An international team has developed a ground-breaking single-electron "pump". The electron pump device developed by the researchers can produce one billion electrons per second and uses quantum mechanics to control them one-by-one. And it's so precise they have been able to use this device to measure the limitations of current electronics equipment.
This paves the way for future quantum information processing applications, including in defence, cybersecurity and encryption, and big data analysis.
"This research puts us one step closer to the holy grail - reliable, high-performance quantum computing," says project leader Dr Giuseppe C. Tettamanzi, Senior Research Fellow, at the University of Adelaide's Institute for Photonics and Advanced Sensing.
Published in the journal Nano Letters , the researchers also report observations of electron behaviour that's never been seen before - a key finding for those around the world working on quantum computing.
"Quantum computing, or more broadly quantum information processing, will allow us to solve problems that just won't be possible under classical computing systems," says Dr Tettamanzi.
"It operates at a scale that's close to an atom and, at this scale, normal physics goes out the window and quantum mechanics comes into play.
"To indicate its potential computational power, conventional computing works on instructions and data written in a series of 1s and 0s - think about it as a series of on and off switches; in quantum computing every possible value between 0 and 1 is available.
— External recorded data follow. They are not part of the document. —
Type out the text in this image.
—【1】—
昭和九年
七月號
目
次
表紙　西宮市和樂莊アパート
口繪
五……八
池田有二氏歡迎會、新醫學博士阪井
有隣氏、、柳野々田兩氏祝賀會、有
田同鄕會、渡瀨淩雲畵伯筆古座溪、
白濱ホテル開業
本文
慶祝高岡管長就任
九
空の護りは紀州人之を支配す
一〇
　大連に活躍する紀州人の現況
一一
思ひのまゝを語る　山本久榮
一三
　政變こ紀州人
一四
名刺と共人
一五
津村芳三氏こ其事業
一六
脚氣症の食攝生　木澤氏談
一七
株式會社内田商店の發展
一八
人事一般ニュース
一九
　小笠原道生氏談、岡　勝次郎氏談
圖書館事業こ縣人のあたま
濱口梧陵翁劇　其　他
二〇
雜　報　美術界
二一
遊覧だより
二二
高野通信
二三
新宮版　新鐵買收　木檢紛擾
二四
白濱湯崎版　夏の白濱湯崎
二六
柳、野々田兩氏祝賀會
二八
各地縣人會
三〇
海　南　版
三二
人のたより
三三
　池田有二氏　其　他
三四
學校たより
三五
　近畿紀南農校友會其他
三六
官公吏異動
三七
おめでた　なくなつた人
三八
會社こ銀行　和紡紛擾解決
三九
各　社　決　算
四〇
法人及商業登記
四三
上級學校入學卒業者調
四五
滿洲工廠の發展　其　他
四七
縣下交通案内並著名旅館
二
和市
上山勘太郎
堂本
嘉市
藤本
We can then increase exponentially the number of calculations that can be done simultaneously."
This University of Adelaide team, in collaboration with the University of Cambridge, Aalto University in Finland, University of New South Wales, and the University of Latvia, is working in an emerging field called electron quantum optics. This involves controlled preparation, manipulation and measurement of single electrons. Although a considerable amount of work has been devoted world-wide to understand electronic quantum transport, there is much still to be understood and achieved.
"Achieving full control of electrons in these nano-systems will be highly beneficial for realistic implementation of a scalable quantum computer. We, of course, have been controlling electrons for the past 150 years, ever since electricity was discovered. But, at this small scale, the old physics rules can be thrown out," says Dr Tettamanzi.
"Our final goal is to provide a flow of electrons that's reliable, continuous and consistent - and in this research, we've managed to move a big step towards realistic quantum computing.
"And, maybe equally exciting, along the way we have discovered new quantum effects never observed before, where, at specific frequencies, there is competition between different states for the capture of the same electrons. This observation will help advances in this game-changing field."